Cuando se trata de mujeres, la estigmatización es doble: el Estado las reduce a “jineteras”, “indisciplinadas” o “migrantes irresponsables”. Muchas de ellas fueron captadas por redes de trata vinculadas al turismo sexual o desaparecieron al intentar emigrar. En Cuba, la desaparición femenina no activa búsquedas, sino prejuicios.

A medida que analizaba los documentos y los testimonios, comprendí que el silencio del Estado cumple una función política: borrar la responsabilidad de sus instituciones, ocultar los crímenes cometidos bajo su jurisdicción y preservar la imagen de una nación ordenada y segura. En el discurso oficial, la migración siempre es culpa de los Estados Unidos o de las “ilusiones del capitalismo”. Los migrantes no son víctimas, sino “traidores”, “manipulados” o “engañados por el enemigo”. Esa narrativa sirve para negar la crisis humanitaria y para justificar la ausencia de datos. No existen registros públicos de cubanos desaparecidos ni en el mar ni en el extranjero. Tampoco hay mecanismos legales para que las familias denuncien o busquen a sus seres queridos. El Código Civil sólo contempla la figura del “ausente”, una categoría pensada para administrar bienes, no para buscar personas. La desaparición, en términos jurídicos, no existe. Y lo que no existe no se puede investigar.

Pero la realidad contradice el discurso. Desde 1959 hasta hoy, Cuba ha perdido entre 1,9 y 2,1 millones de habitantes por emigración, casi una quinta parte de su población. De ellos, nadie sabe cuántos desaparecieron en el mar, en el exilio o dentro de sus propias casas. Cada cifra es un hueco en la memoria colectiva. Cada nombre no registrado es una historia que el Estado decidió borrar. En el caso de las mujeres, la situación es aún más desgarradora. La feminización del éxodo —más del 53 % de quienes emigran— ha multiplicado las desapariciones vinculadas a pobreza, trata y violencia. Muchas son jóvenes afrodescendientes, madres solteras o mujeres de provincias orientales que migran primero a La Habana y luego al exterior. Su tránsito del campo a la ciudad y del país al extranjero sigue un mismo patrón: exclusión, criminalización y silencio.
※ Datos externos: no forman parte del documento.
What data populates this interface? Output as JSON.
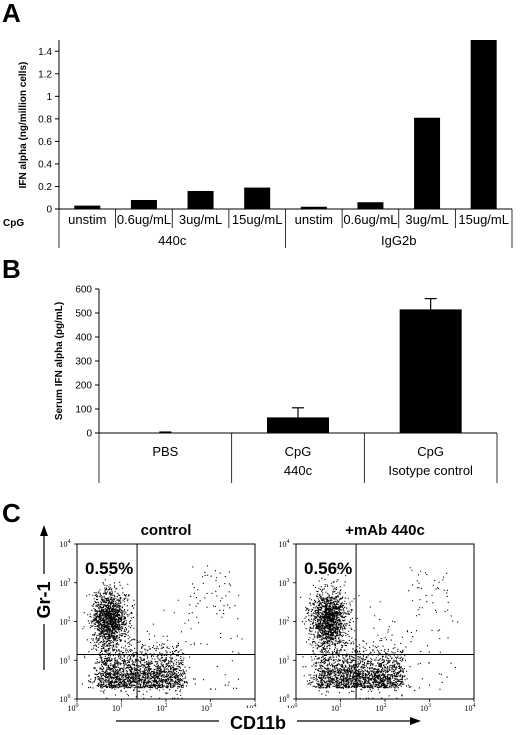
{
  "panels": {
    "a_letter": "A",
    "b_letter": "B",
    "c_letter": "C"
  },
  "chart_data": [
    {
      "type": "bar",
      "panel": "A",
      "ylabel": "IFN alpha (ng/million cells)",
      "row_label": "CpG",
      "ylim": [
        0,
        1.5
      ],
      "yticks": [
        "0",
        "0.2",
        "0.4",
        "0.6",
        "0.8",
        "1",
        "1.2",
        "1.4"
      ],
      "categories": [
        "unstim",
        "0.6ug/mL",
        "3ug/mL",
        "15ug/mL",
        "unstim",
        "0.6ug/mL",
        "3ug/mL",
        "15ug/mL"
      ],
      "groups": [
        "440c",
        "IgG2b"
      ],
      "values": [
        0.03,
        0.08,
        0.16,
        0.19,
        0.02,
        0.06,
        0.81,
        1.5
      ],
      "grid": false,
      "color": "#000000"
    },
    {
      "type": "bar",
      "panel": "B",
      "ylabel": "Serum IFN alpha (pg/mL)",
      "ylim": [
        0,
        600
      ],
      "yticks": [
        "0",
        "100",
        "200",
        "300",
        "400",
        "500",
        "600"
      ],
      "categories": [
        "PBS",
        "CpG",
        "CpG"
      ],
      "sublabels": [
        "",
        "440c",
        "Isotype control"
      ],
      "values": [
        2,
        65,
        515
      ],
      "errors": [
        2,
        40,
        45
      ],
      "grid": false,
      "color": "#000000"
    },
    {
      "type": "scatter",
      "panel": "C",
      "xlabel": "CD11b",
      "ylabel": "Gr-1",
      "log_scale": true,
      "axis_range": [
        "10^0",
        "10^4"
      ],
      "tick_bases": [
        "10",
        "10",
        "10",
        "10",
        "10"
      ],
      "tick_exps": [
        "0",
        "1",
        "2",
        "3",
        "4"
      ],
      "plots": [
        {
          "title": "control",
          "gate_percent": "0.55%"
        },
        {
          "title": "+mAb 440c",
          "gate_percent": "0.56%"
        }
      ]
    }
  ]
}
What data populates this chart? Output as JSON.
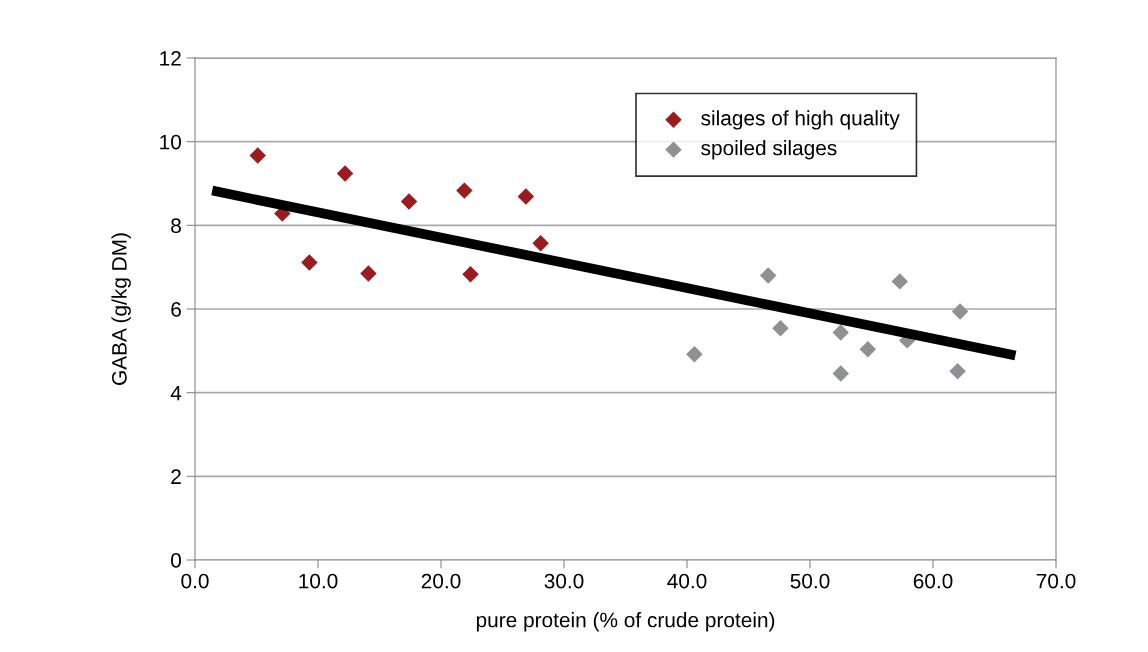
{
  "chart_data": {
    "type": "scatter",
    "xlabel": "pure protein (% of crude protein)",
    "ylabel": "GABA (g/kg DM)",
    "xlim": [
      0,
      70
    ],
    "xticks": [
      {
        "value": 0,
        "label": "0.0"
      },
      {
        "value": 10,
        "label": "10.0"
      },
      {
        "value": 20,
        "label": "20.0"
      },
      {
        "value": 30,
        "label": "30.0"
      },
      {
        "value": 40,
        "label": "40.0"
      },
      {
        "value": 50,
        "label": "50.0"
      },
      {
        "value": 60,
        "label": "60.0"
      },
      {
        "value": 70,
        "label": "70.0"
      }
    ],
    "ylim": [
      0,
      12
    ],
    "yticks": [
      0,
      2,
      4,
      6,
      8,
      10,
      12
    ],
    "grid": "y",
    "legend": "top right",
    "marker": "diamond",
    "series": [
      {
        "name": "silages of high quality",
        "color": "#9b1b1e",
        "x": [
          5.1,
          7.1,
          9.3,
          12.2,
          14.1,
          17.4,
          21.9,
          22.4,
          26.9,
          28.1
        ],
        "values": [
          9.67,
          8.28,
          7.11,
          9.24,
          6.85,
          8.57,
          8.83,
          6.83,
          8.69,
          7.57
        ]
      },
      {
        "name": "spoiled silages",
        "color": "#8f9096",
        "x": [
          40.6,
          46.6,
          47.6,
          52.5,
          52.5,
          54.7,
          57.3,
          57.9,
          62.2,
          62.0
        ],
        "values": [
          4.92,
          6.8,
          5.54,
          5.44,
          4.46,
          5.04,
          6.66,
          5.25,
          5.94,
          4.51
        ]
      },
      {
        "type": "line",
        "marker": "none",
        "color": "#000000",
        "x": [
          1.4,
          66.7
        ],
        "values": [
          8.83,
          4.89
        ]
      }
    ]
  }
}
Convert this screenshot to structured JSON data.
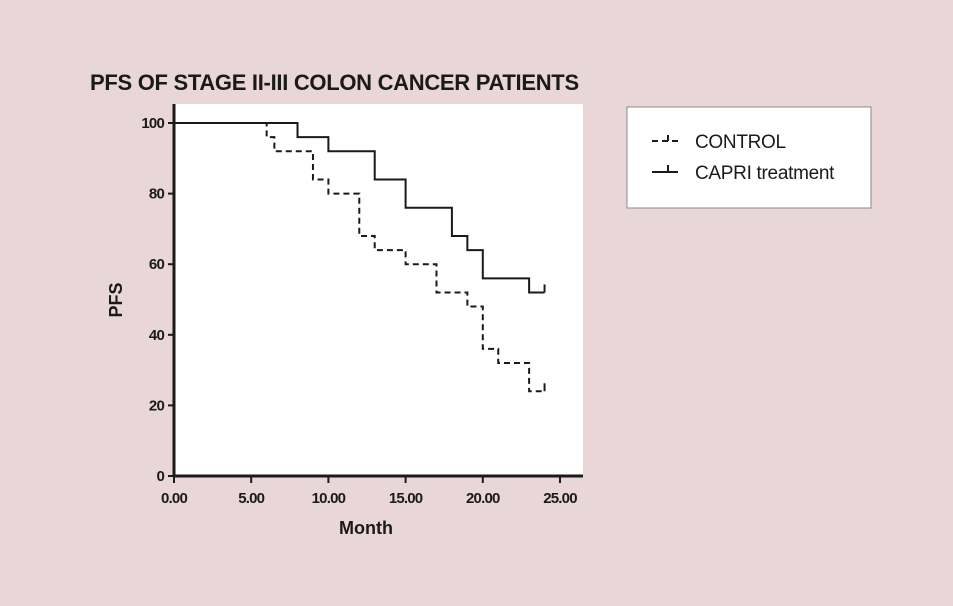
{
  "chart_data": {
    "type": "line",
    "style": "step",
    "title": "PFS OF STAGE II-III COLON CANCER PATIENTS",
    "xlabel": "Month",
    "ylabel": "PFS",
    "xlim": [
      0,
      26
    ],
    "ylim": [
      0,
      105
    ],
    "x_ticks": [
      0,
      5,
      10,
      15,
      20,
      25
    ],
    "x_tick_labels": [
      "0.00",
      "5.00",
      "10.00",
      "15.00",
      "20.00",
      "25.00"
    ],
    "y_ticks": [
      0,
      20,
      40,
      60,
      80,
      100
    ],
    "y_tick_labels": [
      "0",
      "20",
      "40",
      "60",
      "80",
      "100"
    ],
    "grid": false,
    "legend_position": "top-right",
    "series": [
      {
        "name": "CONTROL",
        "line": "dashed",
        "color": "#1a1a1a",
        "x": [
          0,
          6,
          6.5,
          7,
          9,
          10,
          12,
          13,
          15,
          17,
          19,
          20,
          21,
          23,
          24
        ],
        "y": [
          100,
          96,
          92,
          92,
          84,
          80,
          68,
          64,
          60,
          52,
          48,
          36,
          32,
          24,
          24
        ]
      },
      {
        "name": "CAPRI treatment",
        "line": "solid",
        "color": "#1a1a1a",
        "x": [
          0,
          8,
          10,
          13,
          15,
          18,
          19,
          20,
          23,
          24
        ],
        "y": [
          100,
          96,
          92,
          84,
          76,
          68,
          64,
          56,
          52,
          52
        ]
      }
    ]
  }
}
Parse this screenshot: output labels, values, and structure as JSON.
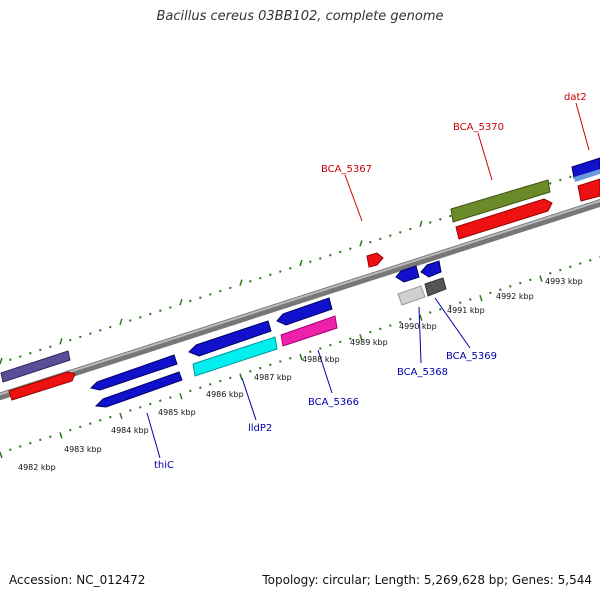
{
  "title": "Bacillus cereus 03BB102, complete genome",
  "footer": {
    "accession": "Accession: NC_012472",
    "topology": "Topology: circular; Length: 5,269,628 bp; Genes: 5,544"
  },
  "scale_labels": [
    "4982 kbp",
    "4983 kbp",
    "4984 kbp",
    "4985 kbp",
    "4986 kbp",
    "4987 kbp",
    "4988 kbp",
    "4989 kbp",
    "4990 kbp",
    "4991 kbp",
    "4992 kbp",
    "4993 kbp"
  ],
  "gene_labels": {
    "forward": [
      "BCA_5367",
      "BCA_5370",
      "dat2"
    ],
    "reverse": [
      "thiC",
      "lldP2",
      "BCA_5366",
      "BCA_5368",
      "BCA_5369"
    ]
  },
  "colors": {
    "forward_label": "#cc0000",
    "reverse_label": "#0000aa",
    "tick": "#2a7a1a",
    "backbone": "#777777"
  }
}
Cuando desaparecen, el Estado no las busca; las juzga.

He leído informes sobre cuerpos sin identificar en hospitales, sobre cadáveres enterrados sin nombre en cementerios provinciales, sobre embarcaciones embestidas por guardafronteras y sobre familias que llevan años buscando sin respuesta. En todos esos casos, la constante es la misma: la verdad se oculta, y el dolor se privatiza. Las madres y los padres deben buscar solos, con miedo y sin recursos. A veces, ni siquiera pueden declarar la ausencia legal de sus hijos porque la ley exige esperar un año sin noticias. Durante ese tiempo, el Estado no hace nada. La desaparición se transforma en una condena de silencio.

Comprendí entonces que el dolor no solo proviene de la pérdida, sino de la negación. El Estado cubano ha convertido la desaparición en un acto de censura: al no nombrarla, la perpetúa. Las familias que buscan a sus desaparecidos desafían una estructura de poder que castiga la verdad. Y yo, al leer sus historias, sentí el peso de esa ausencia que no tiene cuerpo ni tumba. Descubrí que tras cada desaparición hay una red de omisiones: un guardafronteras que no rescató, un fiscal que no investigó, un medio que no publicó, un juez que no escuchó. Descubrí que el mar Caribe está lleno de muertos sin nombre y que los ríos del silencio corren también dentro de la isla.

Hoy sé que la desaparición en Cuba no es solo un hecho, sino un sistema. Un sistema de negación que atraviesa las instituciones, los discursos y la memoria nacional. El daño no se mide solo en cuerpos perdidos, sino en la fractura moral de una sociedad que ha aprendido a vivir sin respuestas. Cada persona desaparecida representa una verdad negada y una historia arrancada de nuestro país. Por eso, escribir sobre ellas es también un acto de duelo. Es mi manera de decir sus nombres, aunque el Estado los haya borrado. Porque detrás de cada silencio hay una vida que merece ser contada, y detrás de cada vida desaparecida hay una verdad que, tarde o temprano, volverá a emerger del mar.